En cualquier caso, y con el tiempo, estas dos relaciones se han limitado, alimentado, hasta mezclarse en una dimensión en la que rito y uso práctico están tan relacionados que parecen ser uno.
El árbol es el «lugar» en el que el mundo subterráneo entra en relación con el celestial, dando vida a una continuidad cósmica ininterrumpida. Las raíces (el universo subterráneo), el tronco (la superficie terrestre) y las ramas (el cielo) hacen del árbol el axis mundi, presencia tan importante en las tradiciones de numerosos países que del mundo de los mitos y de la religión ha pasado lentamente al del folclore. El roble en la Galia, el tilo entre los germanos, el fresno en Escandinavia, el olivo en el islam, el abedul y el alerce en Siberia forman parte de los especímenes adoptados por tradiciones religiosas pertenecientes a culturas que han visto en el árbol un símbolo concreto de vida y, sobre todo, una relación directa entre el mundo de los hombres y el de los dioses.
El árbol de la vida, en el Génesis (2, 9), el Kien chino y el tan famoso Yggdrasil de la cultura germánica han conquistado un valor importante en zonas geográficas y culturales alejadas de las de origen, y han asumido significados simbólicos más amplios, a los que con frecuencia se hace referencia incluso de manera inconsciente.

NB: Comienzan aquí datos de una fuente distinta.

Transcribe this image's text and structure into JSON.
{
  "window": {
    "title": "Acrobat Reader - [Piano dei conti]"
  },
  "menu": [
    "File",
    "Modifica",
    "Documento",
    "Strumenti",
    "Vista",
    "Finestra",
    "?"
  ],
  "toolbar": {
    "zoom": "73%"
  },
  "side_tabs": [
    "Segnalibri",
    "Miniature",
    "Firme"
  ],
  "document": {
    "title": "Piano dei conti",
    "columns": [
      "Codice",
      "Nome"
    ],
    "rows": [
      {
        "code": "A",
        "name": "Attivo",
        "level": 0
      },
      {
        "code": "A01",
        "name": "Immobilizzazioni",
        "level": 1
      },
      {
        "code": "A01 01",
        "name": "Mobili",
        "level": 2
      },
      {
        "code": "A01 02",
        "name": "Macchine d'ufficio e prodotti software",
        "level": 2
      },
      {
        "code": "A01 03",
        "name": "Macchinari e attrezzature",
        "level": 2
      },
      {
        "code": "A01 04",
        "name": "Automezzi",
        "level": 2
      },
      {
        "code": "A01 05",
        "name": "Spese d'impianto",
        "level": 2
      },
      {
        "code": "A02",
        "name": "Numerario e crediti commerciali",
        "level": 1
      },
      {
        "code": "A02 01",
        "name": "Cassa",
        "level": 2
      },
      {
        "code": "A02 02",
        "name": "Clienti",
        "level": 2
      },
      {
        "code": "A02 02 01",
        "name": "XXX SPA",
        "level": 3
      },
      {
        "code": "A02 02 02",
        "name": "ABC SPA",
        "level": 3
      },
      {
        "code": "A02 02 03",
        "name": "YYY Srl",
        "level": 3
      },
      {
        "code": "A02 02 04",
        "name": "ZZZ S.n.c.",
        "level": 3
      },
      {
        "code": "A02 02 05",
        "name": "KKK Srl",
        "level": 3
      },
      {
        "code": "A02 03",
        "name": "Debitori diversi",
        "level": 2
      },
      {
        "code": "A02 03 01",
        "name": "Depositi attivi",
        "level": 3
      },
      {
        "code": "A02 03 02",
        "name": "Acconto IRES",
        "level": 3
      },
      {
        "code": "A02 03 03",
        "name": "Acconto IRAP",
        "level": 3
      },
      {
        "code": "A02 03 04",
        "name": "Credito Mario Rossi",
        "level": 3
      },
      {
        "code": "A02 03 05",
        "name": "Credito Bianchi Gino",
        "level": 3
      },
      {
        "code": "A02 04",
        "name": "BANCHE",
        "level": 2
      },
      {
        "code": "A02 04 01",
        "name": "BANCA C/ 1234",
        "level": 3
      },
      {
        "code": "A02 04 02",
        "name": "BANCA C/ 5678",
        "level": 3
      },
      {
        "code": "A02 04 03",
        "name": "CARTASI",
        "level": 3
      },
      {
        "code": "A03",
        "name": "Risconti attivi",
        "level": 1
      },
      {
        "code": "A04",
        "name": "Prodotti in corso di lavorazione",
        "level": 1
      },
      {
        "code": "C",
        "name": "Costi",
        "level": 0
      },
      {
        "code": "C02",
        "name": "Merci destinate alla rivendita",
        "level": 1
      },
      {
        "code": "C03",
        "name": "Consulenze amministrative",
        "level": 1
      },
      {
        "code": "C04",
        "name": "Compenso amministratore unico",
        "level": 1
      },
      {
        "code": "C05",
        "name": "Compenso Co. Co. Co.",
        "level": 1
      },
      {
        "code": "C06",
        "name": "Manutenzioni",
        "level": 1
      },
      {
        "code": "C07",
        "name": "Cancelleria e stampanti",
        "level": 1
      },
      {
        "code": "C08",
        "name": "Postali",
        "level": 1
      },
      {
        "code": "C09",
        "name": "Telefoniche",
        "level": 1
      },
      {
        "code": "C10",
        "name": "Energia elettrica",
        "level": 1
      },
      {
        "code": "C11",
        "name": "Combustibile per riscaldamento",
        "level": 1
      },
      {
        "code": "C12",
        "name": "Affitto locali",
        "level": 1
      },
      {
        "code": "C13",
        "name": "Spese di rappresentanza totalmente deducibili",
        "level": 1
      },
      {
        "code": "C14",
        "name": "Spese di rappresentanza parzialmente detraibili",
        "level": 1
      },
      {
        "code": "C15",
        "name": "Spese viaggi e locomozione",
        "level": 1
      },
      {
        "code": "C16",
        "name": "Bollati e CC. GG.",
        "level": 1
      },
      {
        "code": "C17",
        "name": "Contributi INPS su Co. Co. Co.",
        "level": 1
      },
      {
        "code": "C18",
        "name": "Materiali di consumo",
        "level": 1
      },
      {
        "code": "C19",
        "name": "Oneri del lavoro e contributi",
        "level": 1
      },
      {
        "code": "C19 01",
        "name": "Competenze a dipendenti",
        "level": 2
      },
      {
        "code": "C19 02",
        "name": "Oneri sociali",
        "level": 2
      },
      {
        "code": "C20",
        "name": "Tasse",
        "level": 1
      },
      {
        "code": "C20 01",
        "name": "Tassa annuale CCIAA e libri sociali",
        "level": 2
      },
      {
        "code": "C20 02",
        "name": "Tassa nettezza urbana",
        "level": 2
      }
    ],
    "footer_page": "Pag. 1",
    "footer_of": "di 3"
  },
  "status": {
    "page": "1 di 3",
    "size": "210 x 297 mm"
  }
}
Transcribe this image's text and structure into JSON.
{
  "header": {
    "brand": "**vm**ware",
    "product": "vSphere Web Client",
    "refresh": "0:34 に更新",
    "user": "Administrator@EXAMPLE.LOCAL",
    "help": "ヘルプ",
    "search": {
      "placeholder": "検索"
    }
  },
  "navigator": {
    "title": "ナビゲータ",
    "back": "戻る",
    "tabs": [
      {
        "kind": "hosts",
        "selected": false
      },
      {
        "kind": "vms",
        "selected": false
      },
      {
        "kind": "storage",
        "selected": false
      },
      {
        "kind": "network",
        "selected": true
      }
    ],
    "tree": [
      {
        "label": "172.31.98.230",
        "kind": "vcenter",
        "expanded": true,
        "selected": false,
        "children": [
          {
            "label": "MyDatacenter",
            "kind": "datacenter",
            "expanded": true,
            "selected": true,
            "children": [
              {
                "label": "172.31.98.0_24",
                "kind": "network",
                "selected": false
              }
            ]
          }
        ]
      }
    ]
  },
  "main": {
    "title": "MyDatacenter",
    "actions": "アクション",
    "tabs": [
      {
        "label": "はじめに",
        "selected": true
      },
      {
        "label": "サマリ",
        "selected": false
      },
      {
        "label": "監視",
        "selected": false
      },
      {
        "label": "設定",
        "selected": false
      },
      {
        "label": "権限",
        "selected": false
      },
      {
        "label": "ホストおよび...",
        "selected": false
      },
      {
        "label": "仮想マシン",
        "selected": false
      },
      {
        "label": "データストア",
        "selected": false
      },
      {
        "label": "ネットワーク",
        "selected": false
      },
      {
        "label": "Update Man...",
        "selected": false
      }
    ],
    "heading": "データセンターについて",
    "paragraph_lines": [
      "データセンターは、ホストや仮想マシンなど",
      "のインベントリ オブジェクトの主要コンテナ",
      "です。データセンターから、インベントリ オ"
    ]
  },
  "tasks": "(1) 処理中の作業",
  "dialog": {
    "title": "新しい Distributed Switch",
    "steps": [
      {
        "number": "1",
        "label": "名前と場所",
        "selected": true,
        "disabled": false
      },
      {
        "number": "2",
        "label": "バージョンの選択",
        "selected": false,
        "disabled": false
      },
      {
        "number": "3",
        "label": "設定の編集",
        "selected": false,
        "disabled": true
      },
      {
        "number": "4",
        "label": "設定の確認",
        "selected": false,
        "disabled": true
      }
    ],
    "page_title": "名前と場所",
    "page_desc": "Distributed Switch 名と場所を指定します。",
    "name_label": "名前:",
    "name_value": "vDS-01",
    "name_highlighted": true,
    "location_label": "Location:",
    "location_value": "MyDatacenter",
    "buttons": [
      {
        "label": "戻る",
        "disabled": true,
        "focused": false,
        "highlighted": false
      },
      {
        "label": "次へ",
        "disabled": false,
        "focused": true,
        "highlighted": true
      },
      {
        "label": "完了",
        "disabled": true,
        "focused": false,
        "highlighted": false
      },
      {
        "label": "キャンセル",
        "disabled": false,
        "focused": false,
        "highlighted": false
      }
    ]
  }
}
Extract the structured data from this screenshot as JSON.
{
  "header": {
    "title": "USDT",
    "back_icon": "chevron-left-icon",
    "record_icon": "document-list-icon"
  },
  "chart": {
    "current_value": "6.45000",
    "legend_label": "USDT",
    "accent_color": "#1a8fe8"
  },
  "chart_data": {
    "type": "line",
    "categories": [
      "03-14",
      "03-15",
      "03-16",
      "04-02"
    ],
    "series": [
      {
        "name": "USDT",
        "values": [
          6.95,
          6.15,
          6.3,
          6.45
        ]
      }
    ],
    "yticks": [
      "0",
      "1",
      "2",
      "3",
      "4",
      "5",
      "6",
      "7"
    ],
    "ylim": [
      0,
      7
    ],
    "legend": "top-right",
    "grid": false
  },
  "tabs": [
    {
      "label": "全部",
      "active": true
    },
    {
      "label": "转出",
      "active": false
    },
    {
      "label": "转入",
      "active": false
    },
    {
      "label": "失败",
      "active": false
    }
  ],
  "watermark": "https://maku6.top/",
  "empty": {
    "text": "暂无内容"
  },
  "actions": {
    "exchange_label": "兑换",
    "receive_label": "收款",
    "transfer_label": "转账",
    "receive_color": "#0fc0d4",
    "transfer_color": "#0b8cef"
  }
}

Los árboles del jardín de las Hespérides, el pipal de Bodhgaya, bajo el cual Buda tuvo la iluminación, el nogal demoniaco de Benevento, así como muchos otros árboles con un papel bien determinado en la tradición, han dejado una huella en nuestra cultura: signos a los que apenas hacemos alusión, ecos, huellas efímeras capaces de vincularse para siempre a un pasado atávico en que los árboles todavía eran «escuchados». Si consideramos el árbol como una presencia positiva de la que obtener, entre otras cosas, medicamentos, debemos preguntarnos cuál es el humus que de forma ininterrumpida ha alimentado esta certeza. Todo ello antes de la experimentación y la aplicación codificada en la «sabiduría popular», que, aunque débiles, han llegado hasta nosotros.
El valor positivo del árbol radica en su vínculo con la vida y, en particular, con el nacimiento; en este sentido, el árbol genealógico es muy emblemático. La lengua común, en efecto, es rica en imágenes vegetales que guardan relación con la vida: pensemos en las «ramas» de una familia y en su «cepa», o incluso en la palabra retoño que se usa para designar a un recién nacido. No es casualidad que Rómulo y Remo fueran amamantados por la famosa loba bajo una higuera.
Consideramos que probablemente sea en la transformación estacional del árbol donde el ser humano haya caracterizado simbólicamente la renovación del mito del eterno retorno, mientras que en los árboles de hoja perenne ha visto la presencia de algo sobrenatural, mágico y divino que permite a estos árboles sobrevivir al frío y al invierno.